Ivana touched a button on her collar. Danilo cried out and clutched at his own collar with both hands, his face a rictus of pain. “We believe we came to agreement,” she said mildly as Danilo rocked in his chair. “Is this not so? Speak English for benefit of our guests.”
“No!” Danilo howled. “No! We— You are wrong! You Gontas are—”
Ivana touched a button on her collar again, and Danilo screamed. Alice put a hand over her mouth. Gavin stared, both sickened and transfixed. The other clockworkers watched in complete silence, though some of them—presumably Zalizniaks—looked unhappy or angry. Phipps sat in the center of them all, clearly trying to swallow her outrage. Gavin suppressed a mean smile. For once, she had miscalculated, overplayed her ability to persuade clockworkers.
“Baroness must reach China,” Ivana said. Her tone was quiet and kind. “Do we agree, brother?”
“Yes,” Danilo whimpered.
“And we should give her all aid necessary. Is this true?”
“Yes.”
Another tap on Ivana’s collar, and Danilo’s face instantly relaxed. He slumped down in his chair. Glenda and Simon exchanged startled looks.
“What did we agree, brother?” Ivana asked, her finger still hovering over the copper at her throat.
“That… that the baroness should reach China,” Danilo whispered. “And we should help her.”
“Just so.” Ivana touched a different button on her collar, and Danilo arched his back with a great gasp, but this time the expression on his face read pure pleasure instead of pain. His mouth fell open, and he groaned. Ivana released her collar, and Danilo relaxed.

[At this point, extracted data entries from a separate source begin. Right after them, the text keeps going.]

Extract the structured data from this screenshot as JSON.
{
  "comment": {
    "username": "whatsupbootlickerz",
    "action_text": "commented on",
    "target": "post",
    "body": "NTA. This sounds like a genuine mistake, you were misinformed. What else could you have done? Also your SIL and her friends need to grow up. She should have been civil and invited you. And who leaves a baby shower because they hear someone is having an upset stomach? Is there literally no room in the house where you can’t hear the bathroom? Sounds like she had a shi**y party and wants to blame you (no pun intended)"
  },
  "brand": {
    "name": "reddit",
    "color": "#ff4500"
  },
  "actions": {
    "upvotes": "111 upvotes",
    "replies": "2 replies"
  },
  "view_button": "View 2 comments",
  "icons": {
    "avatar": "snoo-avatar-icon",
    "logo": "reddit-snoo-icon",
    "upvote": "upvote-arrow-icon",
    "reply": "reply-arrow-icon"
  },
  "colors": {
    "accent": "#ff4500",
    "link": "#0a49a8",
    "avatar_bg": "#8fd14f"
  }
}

“There we are,” she said. “We may clean ourselves up and change into different trousers, if we desire.”
“We are grateful, sister.” Tears streamed down Danilo’s face. “Grateful.” He got up and stumbled out of the observation area.

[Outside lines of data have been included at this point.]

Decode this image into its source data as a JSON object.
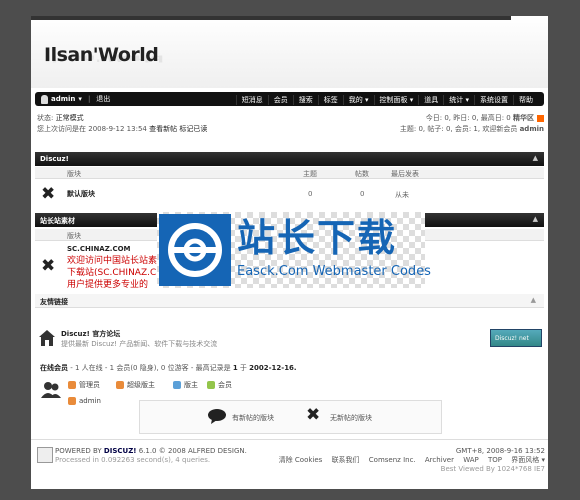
{
  "header": {
    "logo": "Ilsan'World"
  },
  "navbar": {
    "user": "admin",
    "user_caret": "▾",
    "logout": "退出",
    "items": [
      "短消息",
      "会员",
      "搜索",
      "标签",
      "我的 ▾",
      "控制面板 ▾",
      "道具",
      "统计 ▾",
      "系统设置",
      "帮助"
    ]
  },
  "status": {
    "line1_label": "状态:",
    "line1_value": "正常模式",
    "line2_label": "您上次访问是在",
    "line2_value": "2008-9-12 13:54",
    "line2_links": "查看新帖  标记已读"
  },
  "stats": {
    "line1": "今日: 0, 昨日: 0, 最高日: 0",
    "line1_link": "精华区",
    "line2": "主题: 0, 帖子: 0, 会员: 1, 欢迎新会员",
    "line2_user": "admin"
  },
  "sections": {
    "discuz": {
      "title": "Discuz!",
      "collapse": "▲",
      "columns": [
        "版块",
        "主题",
        "帖数",
        "最后发表"
      ],
      "forum_name": "默认版块",
      "threads": "0",
      "posts": "0",
      "last_post": "从未"
    },
    "site": {
      "title": "站长站素材",
      "collapse": "▲",
      "columns": [
        "版块"
      ],
      "forum_name": "SC.CHINAZ.COM",
      "desc_line1": "欢迎访问中国站长站素",
      "desc_line2": "下载站(SC.CHINAZ.C",
      "desc_line3": "用户提供更多专业的"
    },
    "links": {
      "title": "友情链接",
      "collapse": "▲",
      "name": "Discuz! 官方论坛",
      "desc": "提供最新 Discuz! 产品新闻、软件下载与技术交流",
      "badge": "Discuz! net"
    },
    "online": {
      "title": "在线会员",
      "summary": "- 1 人在线 - 1 会员(0 隐身), 0 位游客 - 最高记录是",
      "record_count": "1",
      "record_word": "于",
      "record_date": "2002-12-16.",
      "groups": [
        "管理员",
        "超级版主",
        "版主",
        "会员"
      ],
      "user": "admin",
      "group_colors": [
        "#e98b3a",
        "#e98b3a",
        "#5ba0d8",
        "#93c54b"
      ]
    },
    "legend": {
      "new_label": "有新帖的版块",
      "none_label": "无新帖的版块"
    }
  },
  "footer": {
    "powered_prefix": "POWERED BY",
    "powered_brand": "DISCUZ!",
    "powered_suffix": "6.1.0 © 2008 ALFRED DESIGN.",
    "processed": "Processed in 0.092263 second(s), 4 queries.",
    "time": "GMT+8, 2008-9-16 13:52",
    "links": [
      "清除 Cookies",
      "联系我们",
      "Comsenz Inc.",
      "Archiver",
      "WAP",
      "TOP",
      "界面风格 ▾"
    ],
    "best_view": "Best Viewed By 1024*768 IE7"
  },
  "overlay": {
    "cn": "站长下载",
    "en": "Easck.Com Webmaster Codes"
  }
}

“We are sorry you had to see that,” Ivana called down to Gavin and Alice. “This is why experiment with Oriental boy is so important. If it works, we have no more arguments.”
“Well,” Gavin said, setting his rucksack on the floor and opening the top, “if you want Alice to reach China, I suppose that means we should be on our way. If you’ll just open that gate…”
“We said baroness must reach China,” Ivana agreed. “You, on other hand, are quite different. We need advanced clockworkers. You will join Gontas.”
“Or Zalizniaks,” said the old man.
Gavin had been expecting something like this, but the actual words still chilled him. Alice, meanwhile, had her traveling tools out, the ones rolled up in black velvet embroidered with Love, Aunt Edwina in gold thread. Ivana manipulated her console. A pair of long metal arms extended from the ceiling. They held a copper collar. Another pair of arms reached down with them, intending to grab Gavin and hold him.
“Don’t fight us,” the steel-toothed clockworker said. “It will go easier. Believe us.”
“No!” Phipps rose. “He belongs to me!”
“Sit!” Ivana barked, and grabbed Phipps’s metal hand. Two other clockworkers grabbed Simon and Glenda before the Third Ward agents could react, and handcuffed them to their chairs. Glenda shrieked in outrage. Simon kicked at his captor, who easily dodged away. The metal hands snatched at Gavin.
“Gavin!” Alice cried. She had a set of lock picks in her hands.
“Get Feng!” Gavin shouted, and the plague slowed time. He dodged the set of grasping arms and snatched the collar from the other set. Angles and trajectories drew themselves in the air for him. He moved his arm a precise two degrees to the left and half a degree down, and threw the collar. The gleaming discus spun through the air and hit the first lever on Ivana’s console, the one she had been holding when the gate crashed down and the lights came up. The lever deployed, and gate cranked upward.